Yes, Christmas is most definitely on the horizon. Our editor Tom spent a day working in one of the Toy Barnhaus stores this week, so we know at first hand that consumers are definitely beginning to make a dent in their Christmas purchases – just over £300 in one generous customer’s case (by the way, in case you’re wondering, Tom wasn’t topping up his salary by moonlighting: he was researching an article about ‘life at the sharp end of toy retail’, which will be gracing the pages of the December edition of Toy World).
Elsewhere it was announced that B&M Bargains is drawing up plans for a potential stock market flotation next year, which would value the retailer at a cool £1b. It has certainly come a long way since the Arora Brothers purchased the business in 2005: back then the business turned over £65m from 21 stores, while last year’s turnover was a cool £937m from over 350 outlets. Their trading approach hasn’t been enormously popular with many specialist independent toy retailers, but there’s no question that consumers – and indeed many suppliers – have an entirely different opinion.

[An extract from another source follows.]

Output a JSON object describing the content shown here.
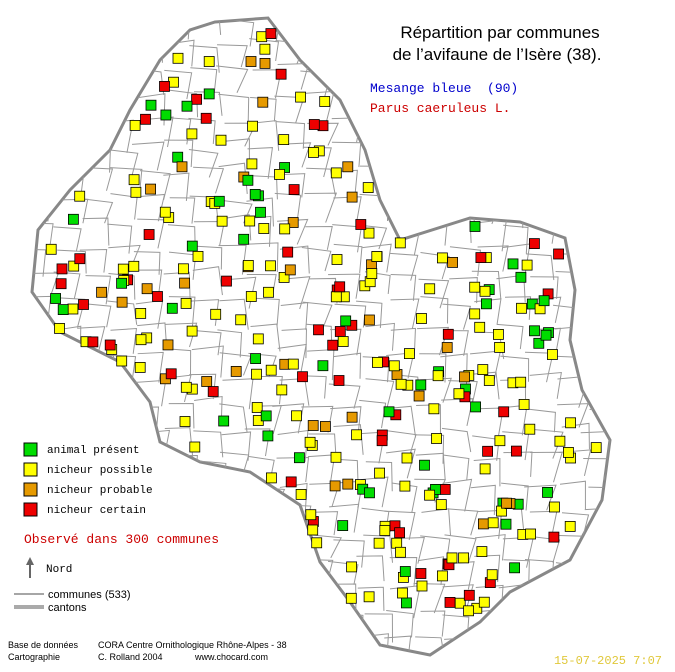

After last week’s honourable Blog mention for the splendid phrase ‘over-arching retail road map’, I’ve had a few more examples of industry clichés which people have confessed to using: some – such as ‘restore the roar’ – are new to me (I assume big corporations keep those firmly behind closed doors, and rightly so), but I did like the person who admitted that ‘we’re going for a soft launch’ usually translates as ‘no-one big was interested and even we’re not sure.’ If anyone else would like to chip in with any other suggestions, feel free. Perhaps we can include a ‘catchphrase bingo’ sheet with our Toy Fair edition for people to tick off as they go along?
The Slow Toys Awards has gained some good media coverage again this year. What I like about this particular award is the fact that there is a tangible benefit to winning, i.e. having the products stocked in Harrods, who hosted this year’s ceremony. Of course, it’s always nice to win an award, but it is especially rewarding when it also makes a positive commercial difference to the business. Well done to Asobi Toys’ Thierry Bourret and his team.
I also hear that the inaugural Kids India exhibition, organised by the Spielwarenmesse, was a big success, and Stuart Whitehill – who corralled the UK contingent with aplomb – tells me he expects an even greater presence from British companies at next year’s event.
Finally, I’d like to wish a happy birthday to Dragon-i’s Dave Cave. I won’t mention his age in such a public forum, but suffice to say it’s a ‘milestone’ year. “It seems only yesterday that we werecelebrating Dave’s 40th +VAT birthday in Manchester, with a light finger buffet, disco and Hing Sing Double Ping balloons” said a former colleague who asked to remain anonymous.